Deadlock is a scenario in which two or more threads compete for resources (such as monitor ownership), and wait for each to finish without releasing the already acquired resources.

val a = new Account(50)
val b = new Account(70)

// thread T1
a.transfer(b, 10)
// thread T2
b.transfer(a, 10)

Here T1 acquires monitor on a and waits to acquire monitor on b. And T2 acquires monitor on b and waits to acquire monitor on a.

Thus both keep on waiting forever.

Resolving Deadlocks:

One approach is to always acquire resources in the same order. This assumes an ordering relationship on the resources.

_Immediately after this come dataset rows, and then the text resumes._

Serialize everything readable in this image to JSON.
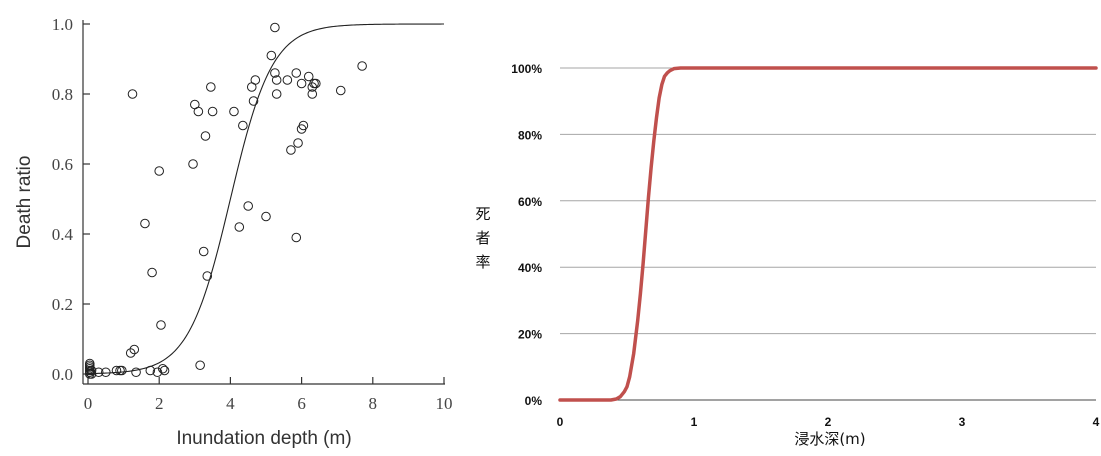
{
  "chart_data": [
    {
      "type": "scatter",
      "xlabel": "Inundation depth (m)",
      "ylabel": "Death ratio",
      "xlim": [
        0,
        10
      ],
      "ylim": [
        0,
        1
      ],
      "xticks": [
        "0",
        "2",
        "4",
        "6",
        "8",
        "10"
      ],
      "yticks": [
        "0.0",
        "0.2",
        "0.4",
        "0.6",
        "0.8",
        "1.0"
      ],
      "grid": false,
      "points": [
        [
          0.05,
          0.0
        ],
        [
          0.05,
          0.005
        ],
        [
          0.05,
          0.01
        ],
        [
          0.05,
          0.015
        ],
        [
          0.05,
          0.02
        ],
        [
          0.05,
          0.025
        ],
        [
          0.05,
          0.03
        ],
        [
          0.1,
          0.0
        ],
        [
          0.1,
          0.01
        ],
        [
          0.3,
          0.005
        ],
        [
          0.5,
          0.005
        ],
        [
          0.8,
          0.01
        ],
        [
          0.9,
          0.01
        ],
        [
          0.95,
          0.01
        ],
        [
          1.2,
          0.06
        ],
        [
          1.3,
          0.07
        ],
        [
          1.25,
          0.8
        ],
        [
          1.35,
          0.005
        ],
        [
          1.6,
          0.43
        ],
        [
          1.75,
          0.01
        ],
        [
          1.8,
          0.29
        ],
        [
          1.95,
          0.005
        ],
        [
          2.0,
          0.58
        ],
        [
          2.05,
          0.14
        ],
        [
          2.1,
          0.015
        ],
        [
          2.15,
          0.01
        ],
        [
          2.95,
          0.6
        ],
        [
          3.0,
          0.77
        ],
        [
          3.1,
          0.75
        ],
        [
          3.15,
          0.025
        ],
        [
          3.25,
          0.35
        ],
        [
          3.3,
          0.68
        ],
        [
          3.35,
          0.28
        ],
        [
          3.45,
          0.82
        ],
        [
          3.5,
          0.75
        ],
        [
          4.1,
          0.75
        ],
        [
          4.25,
          0.42
        ],
        [
          4.35,
          0.71
        ],
        [
          4.5,
          0.48
        ],
        [
          4.6,
          0.82
        ],
        [
          4.65,
          0.78
        ],
        [
          4.7,
          0.84
        ],
        [
          5.0,
          0.45
        ],
        [
          5.15,
          0.91
        ],
        [
          5.25,
          0.99
        ],
        [
          5.25,
          0.86
        ],
        [
          5.3,
          0.84
        ],
        [
          5.3,
          0.8
        ],
        [
          5.6,
          0.84
        ],
        [
          5.7,
          0.64
        ],
        [
          5.85,
          0.39
        ],
        [
          5.85,
          0.86
        ],
        [
          5.9,
          0.66
        ],
        [
          6.0,
          0.83
        ],
        [
          6.0,
          0.7
        ],
        [
          6.05,
          0.71
        ],
        [
          6.2,
          0.85
        ],
        [
          6.3,
          0.8
        ],
        [
          6.3,
          0.82
        ],
        [
          6.35,
          0.83
        ],
        [
          6.4,
          0.83
        ],
        [
          7.1,
          0.81
        ],
        [
          7.7,
          0.88
        ]
      ],
      "curve": {
        "kind": "logistic",
        "midpoint_m": 4.0,
        "steepness": 1.7
      }
    },
    {
      "type": "line",
      "xlabel": "浸水深(m)",
      "ylabel": "死者率",
      "xlim": [
        0,
        4
      ],
      "ylim": [
        0,
        100
      ],
      "xticks": [
        "0",
        "1",
        "2",
        "3",
        "4"
      ],
      "yticks": [
        "0%",
        "20%",
        "40%",
        "60%",
        "80%",
        "100%"
      ],
      "grid": true,
      "series": [
        {
          "color": "#c0504d",
          "x": [
            0,
            0.1,
            0.2,
            0.3,
            0.38,
            0.42,
            0.45,
            0.48,
            0.5,
            0.52,
            0.55,
            0.58,
            0.6,
            0.62,
            0.64,
            0.66,
            0.68,
            0.7,
            0.72,
            0.74,
            0.76,
            0.78,
            0.8,
            0.82,
            0.85,
            0.9,
            1.0,
            2.0,
            3.0,
            4.0
          ],
          "y": [
            0,
            0,
            0,
            0,
            0,
            0.3,
            1,
            2.5,
            4,
            7,
            14,
            24,
            32,
            41,
            51,
            61,
            70,
            78,
            85,
            91,
            95,
            97.5,
            98.5,
            99.2,
            99.8,
            100,
            100,
            100,
            100,
            100
          ]
        }
      ]
    }
  ]
}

In the accounts example above, we can do this by achieving a unique id to each account, and define the ordering in the transfer based on the uid.

val uid = getUniqueUid()
private def lockAndTransfer(target: Account, n: Int) = this.synchronized {
  target.synchronized {
    this.amount -= n
    target.amount += n
  }
}
def transfer(target: Account, n: Int) = {
  if (this.uid < target.uid) this.lockAndTransfer(target, n)
  else target.lockAndTransfer(this, -n)
}

Java Memory model

A Memory model is a set of rules that describes how threads interact when accessing shared memory. The memory model for the JVM is the Java Memory Model.

1. Two threads writing to separate locations in memory do not need synchronization on the writes.
2. A thread X that calls join on another thread Y is guaranteed to observe all the writes by thread Y after join returns.